Case
Abstract
When France and other partners within and outside the North Atlantic Treaty Organization intervened militarily in Libya to stop Muammar al-Qaddafi’s forces from crushing the anti-regime insurgency in 2011, there was a broad debate on the French motivations for this engagement. Economic interests for intervention, electoral/office-holding behavior of the incumbent French President Nicolas Sarkozy, Responsibility to Protect, or spread of democracy arguments were discussed, respectively, posing the question of more pragmatic, crude, interest-based motivations versus more noble, liberal-humanitarian ones. Reflecting the condition of incomplete information and the predicament of defense secrecy, this case study offers insights in how to cut through such a foreign policy decision-making conundrum analytically.
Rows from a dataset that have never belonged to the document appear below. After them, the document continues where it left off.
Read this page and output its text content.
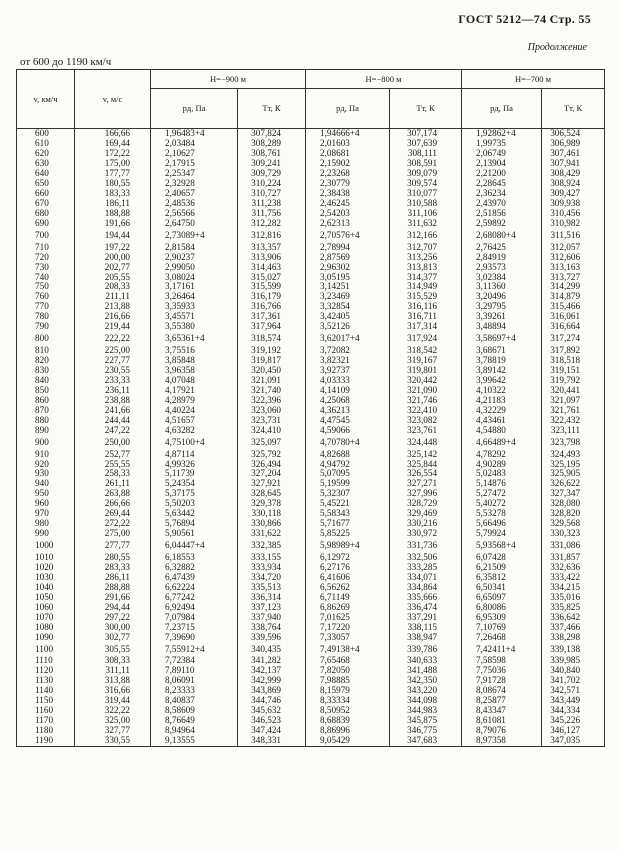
ГОСТ 5212—74 Стр. 55
Продолжение
от 600 до 1190 км/ч
v, км/ч	v, м/с	H=−900 м		H=−800 м		H=−700 м	
		pд, Па	Tт, К	pд, Па	Tт, К	pд, Па	Tт, К
600	166,66	1,96483+4	307,824	1,94666+4	307,174	1,92862+4	306,524
610	169,44	2,03484	308,289	2,01603	307,639	1,99735	306,989
620	172,22	2,10627	308,761	2,08681	308,111	2,06749	307,461
630	175,00	2,17915	309,241	2,15902	308,591	2,13904	307,941
640	177,77	2,25347	309,729	2,23268	309,079	2,21200	308,429
650	180,55	2,32928	310,224	2,30779	309,574	2,28645	308,924
660	183,33	2,40657	310,727	2,38438	310,077	2,36234	309,427
670	186,11	2,48536	311,238	2,46245	310,588	2,43970	309,938
680	188,88	2,56566	311,756	2,54203	311,106	2,51856	310,456
690	191,66	2,64750	312,282	2,62313	311,632	2,59892	310,982
700	194,44	2,73089+4	312,816	2,70576+4	312,166	2,68080+4	311,516
710	197,22	2,81584	313,357	2,78994	312,707	2,76425	312,057
720	200,00	2,90237	313,906	2,87569	313,256	2,84919	312,606
730	202,77	2,99050	314,463	2,96302	313,813	2,93573	313,163
740	205,55	3,08024	315,027	3,05195	314,377	3,02384	313,727
750	208,33	3,17161	315,599	3,14251	314,949	3,11360	314,299
760	211,11	3,26464	316,179	3,23469	315,529	3,20496	314,879
770	213,88	3,35933	316,766	3,32854	316,116	3,29795	315,466
780	216,66	3,45571	317,361	3,42405	316,711	3,39261	316,061
790	219,44	3,55380	317,964	3,52126	317,314	3,48894	316,664
800	222,22	3,65361+4	318,574	3,62017+4	317,924	3,58697+4	317,274
810	225,00	3,75516	319,192	3,72082	318,542	3,68671	317,892
820	227,77	3,85848	319,817	3,82321	319,167	3,78819	318,518
830	230,55	3,96358	320,450	3,92737	319,801	3,89142	319,151
840	233,33	4,07048	321,091	4,03333	320,442	3,99642	319,792
850	236,11	4,17921	321,740	4,14109	321,090	4,10322	320,441
860	238,88	4,28979	322,396	4,25068	321,746	4,21183	321,097
870	241,66	4,40224	323,060	4,36213	322,410	4,32229	321,761
880	244,44	4,51657	323,731	4,47545	323,082	4,43461	322,432
890	247,22	4,63282	324,410	4,59066	323,761	4,54880	323,111
900	250,00	4,75100+4	325,097	4,70780+4	324,448	4,66489+4	323,798
910	252,77	4,87114	325,792	4,82688	325,142	4,78292	324,493
920	255,55	4,99326	326,494	4,94792	325,844	4,90289	325,195
930	258,33	5,11739	327,204	5,07095	326,554	5,02483	325,905
940	261,11	5,24354	327,921	5,19599	327,271	5,14876	326,622
950	263,88	5,37175	328,645	5,32307	327,996	5,27472	327,347
960	266,66	5,50203	329,378	5,45221	328,729	5,40272	328,080
970	269,44	5,63442	330,118	5,58343	329,469	5,53278	328,820
980	272,22	5,76894	330,866	5,71677	330,216	5,66496	329,568
990	275,00	5,90561	331,622	5,85225	330,972	5,79924	330,323
1000	277,77	6,04447+4	332,385	5,98989+4	331,736	5,93568+4	331,086
1010	280,55	6,18553	333,155	6,12972	332,506	6,07428	331,857
1020	283,33	6,32882	333,934	6,27176	333,285	6,21509	332,636
1030	286,11	6,47439	334,720	6,41606	334,071	6,35812	333,422
1040	288,88	6,62224	335,513	6,56262	334,864	6,50341	334,215
1050	291,66	6,77242	336,314	6,71149	335,666	6,65097	335,016
1060	294,44	6,92494	337,123	6,86269	336,474	6,80086	335,825
1070	297,22	7,07984	337,940	7,01625	337,291	6,95309	336,642
1080	300,00	7,23715	338,764	7,17220	338,115	7,10769	337,466
1090	302,77	7,39690	339,596	7,33057	338,947	7,26468	338,298
1100	305,55	7,55912+4	340,435	7,49138+4	339,786	7,42411+4	339,138
1110	308,33	7,72384	341,282	7,65468	340,633	7,58598	339,985
1120	311,11	7,89110	342,137	7,82050	341,488	7,75036	340,840
1130	313,88	8,06091	342,999	7,98885	342,350	7,91728	341,702
1140	316,66	8,23333	343,869	8,15979	343,220	8,08674	342,571
1150	319,44	8,40837	344,746	8,33334	344,098	8,25877	343,449
1160	322,22	8,58609	345,632	8,50952	344,983	8,43347	344,334
1170	325,00	8,76649	346,523	8,68839	345,875	8,61081	345,226
1180	327,77	8,94964	347,424	8,86996	346,775	8,79076	346,127
1190	330,55	9,13555	348,331	9,05429	347,683	8,97358	347,035
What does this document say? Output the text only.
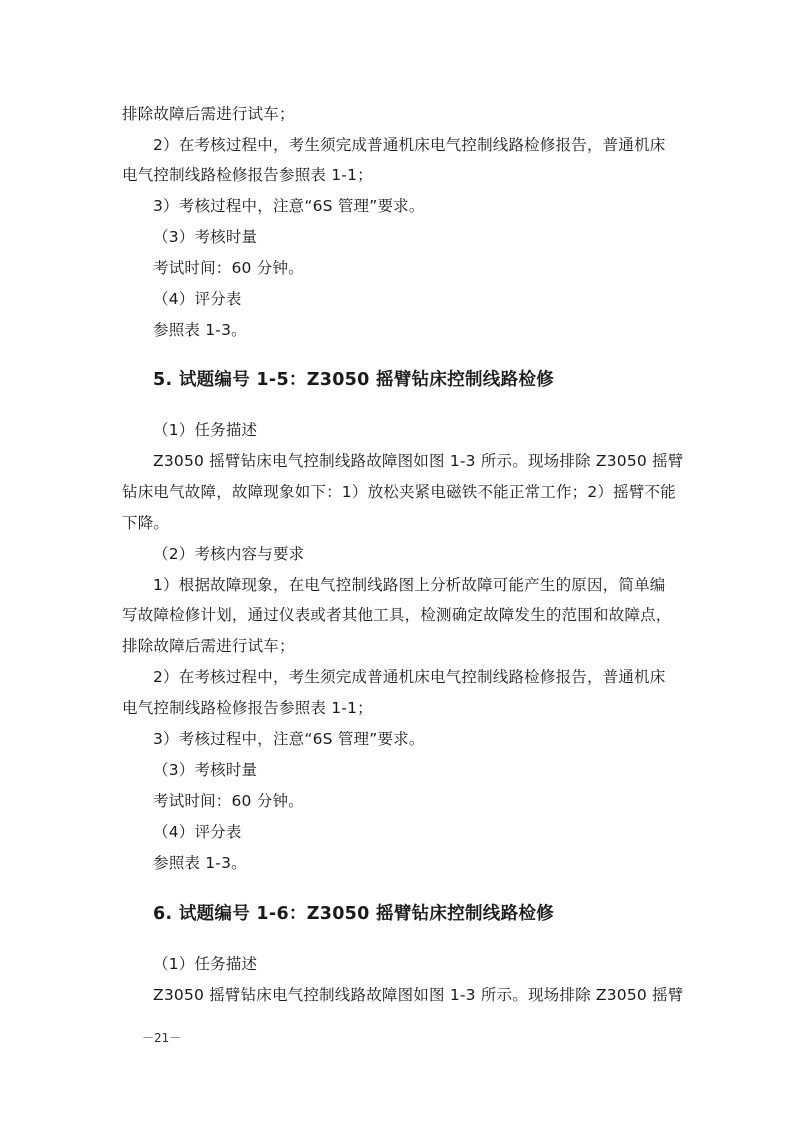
排除故障后需进行试车；
2）在考核过程中，考生须完成普通机床电气控制线路检修报告，普通机床
电气控制线路检修报告参照表 1-1；
3）考核过程中，注意“6S 管理”要求。
（3）考核时量
考试时间：60 分钟。
（4）评分表
参照表 1-3。
5. 试题编号 1-5：Z3050 摇臂钻床控制线路检修
（1）任务描述
Z3050 摇臂钻床电气控制线路故障图如图 1-3 所示。现场排除 Z3050 摇臂
钻床电气故障，故障现象如下：1）放松夹紧电磁铁不能正常工作；2）摇臂不能
下降。
（2）考核内容与要求
1）根据故障现象，在电气控制线路图上分析故障可能产生的原因，简单编
写故障检修计划，通过仪表或者其他工具，检测确定故障发生的范围和故障点，
排除故障后需进行试车；
2）在考核过程中，考生须完成普通机床电气控制线路检修报告，普通机床
电气控制线路检修报告参照表 1-1；
3）考核过程中，注意“6S 管理”要求。
（3）考核时量
考试时间：60 分钟。
（4）评分表
参照表 1-3。
6. 试题编号 1-6：Z3050 摇臂钻床控制线路检修
（1）任务描述
Z3050 摇臂钻床电气控制线路故障图如图 1-3 所示。现场排除 Z3050 摇臂
－21－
Adopting a Weberian model-building understanding of explanation and structuring experience, it suggests using the discourse theory of the Essex School and Interpretive Policy Analysis micro-methods for investigating executive and parliamentary speech acts as observable, discursive performances of the politics of foreign policy. The following case study lays out the main debates on the French intervention in Libya, but first and foremost, it focuses on expounding how the logics-framework of Laclau, Mouffe, and the Essex School can be fruitfully combined with Interpretive Policy Analysis and applied to Foreign Policy Analysis.